Yukarıda yer verilen açıklamalar ve yasal düzenlemeler çerçevesinde, ilaç fiyatlarının belirlenmesinde temel alınacak kriterlerin, ilaç fiyatlarının belirlenmesine ilişkin usul ve esasları belirleme konusunda yetkisi bulunan davalı idarelerce belirlenmesinde hukuka, mevzuata ve kamu yararına aykırılık bulunmamaktadır.
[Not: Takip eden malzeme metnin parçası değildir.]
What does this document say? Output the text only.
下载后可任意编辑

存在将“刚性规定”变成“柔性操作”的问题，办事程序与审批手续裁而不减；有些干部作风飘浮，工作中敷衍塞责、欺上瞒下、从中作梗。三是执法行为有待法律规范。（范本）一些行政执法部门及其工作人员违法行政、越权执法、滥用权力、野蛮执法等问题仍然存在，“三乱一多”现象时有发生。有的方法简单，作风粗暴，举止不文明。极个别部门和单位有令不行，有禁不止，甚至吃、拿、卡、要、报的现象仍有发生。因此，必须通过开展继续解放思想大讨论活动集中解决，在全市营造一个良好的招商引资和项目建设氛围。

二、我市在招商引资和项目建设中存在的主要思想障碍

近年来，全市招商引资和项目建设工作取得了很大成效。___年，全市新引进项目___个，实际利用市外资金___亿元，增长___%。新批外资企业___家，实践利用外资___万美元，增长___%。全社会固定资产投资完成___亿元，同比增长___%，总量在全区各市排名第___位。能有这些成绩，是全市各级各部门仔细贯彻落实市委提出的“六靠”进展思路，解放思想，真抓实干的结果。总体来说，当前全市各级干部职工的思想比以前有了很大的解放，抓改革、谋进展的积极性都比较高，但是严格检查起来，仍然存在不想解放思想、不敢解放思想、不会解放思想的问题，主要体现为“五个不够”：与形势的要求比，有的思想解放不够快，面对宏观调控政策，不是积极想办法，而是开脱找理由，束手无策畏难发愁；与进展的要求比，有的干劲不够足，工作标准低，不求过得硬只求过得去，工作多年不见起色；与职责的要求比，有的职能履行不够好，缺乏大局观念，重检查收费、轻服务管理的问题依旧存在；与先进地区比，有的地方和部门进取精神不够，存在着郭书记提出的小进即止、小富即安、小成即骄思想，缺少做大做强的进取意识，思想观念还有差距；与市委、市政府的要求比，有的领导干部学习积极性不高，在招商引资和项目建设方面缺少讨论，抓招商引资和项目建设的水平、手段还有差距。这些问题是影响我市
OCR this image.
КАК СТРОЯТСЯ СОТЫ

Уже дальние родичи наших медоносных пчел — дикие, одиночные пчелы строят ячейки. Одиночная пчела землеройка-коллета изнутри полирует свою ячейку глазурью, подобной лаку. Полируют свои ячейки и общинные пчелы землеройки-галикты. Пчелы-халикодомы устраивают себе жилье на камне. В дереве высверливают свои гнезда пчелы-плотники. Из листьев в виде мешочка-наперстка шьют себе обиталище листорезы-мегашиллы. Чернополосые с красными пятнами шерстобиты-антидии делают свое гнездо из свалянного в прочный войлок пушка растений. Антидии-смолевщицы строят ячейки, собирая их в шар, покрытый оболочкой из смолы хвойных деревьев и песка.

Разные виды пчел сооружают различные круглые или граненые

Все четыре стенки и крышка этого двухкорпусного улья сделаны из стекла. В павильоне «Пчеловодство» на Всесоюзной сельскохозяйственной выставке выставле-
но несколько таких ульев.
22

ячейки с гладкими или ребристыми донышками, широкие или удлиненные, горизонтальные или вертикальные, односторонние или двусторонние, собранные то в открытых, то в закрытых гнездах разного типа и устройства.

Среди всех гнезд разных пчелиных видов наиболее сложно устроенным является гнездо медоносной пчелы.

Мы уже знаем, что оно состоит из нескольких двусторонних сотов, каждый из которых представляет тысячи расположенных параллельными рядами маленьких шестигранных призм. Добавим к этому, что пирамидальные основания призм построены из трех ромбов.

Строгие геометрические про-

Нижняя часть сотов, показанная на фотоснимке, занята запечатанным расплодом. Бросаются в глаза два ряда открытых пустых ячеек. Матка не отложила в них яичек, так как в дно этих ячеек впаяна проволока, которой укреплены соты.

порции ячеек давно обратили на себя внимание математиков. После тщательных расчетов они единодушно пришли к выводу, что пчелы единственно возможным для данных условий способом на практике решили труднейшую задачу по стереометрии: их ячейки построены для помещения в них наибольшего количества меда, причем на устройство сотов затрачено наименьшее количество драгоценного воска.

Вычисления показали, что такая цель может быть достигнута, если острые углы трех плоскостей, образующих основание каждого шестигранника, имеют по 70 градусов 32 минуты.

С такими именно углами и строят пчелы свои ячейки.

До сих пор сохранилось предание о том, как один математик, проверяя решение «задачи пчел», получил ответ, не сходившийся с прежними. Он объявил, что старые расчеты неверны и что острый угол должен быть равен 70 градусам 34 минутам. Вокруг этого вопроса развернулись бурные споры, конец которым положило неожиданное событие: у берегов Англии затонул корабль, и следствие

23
Açıklanan nedenlerle, davanın REDDİNE, aşağıda dökümü yapılan ….TL yargılama giderinin davacılar üzerinde bırakılmasına, fazla alınan .. TL harcın davacılara iadesine, Avukatlık Asgari Ücret Tarifesi uyarınca belirlenen ….TL duruşmalı vekâlet ücretinin davacılardan alınarak davalı idarelere verilmesine, artan posta ücretinin istemi halinde davacılara iadesine, bu karara karşı tebliğ tarihini izleyen otuz (30) gün içinde Danıştay İdari Dava Daireleri Kurulu nezdinde temyiz isteminde bulunulabileceğinin taraflara duyurulmasına, 14/02/2018 tarihinde oybirliğiyle karar verildi.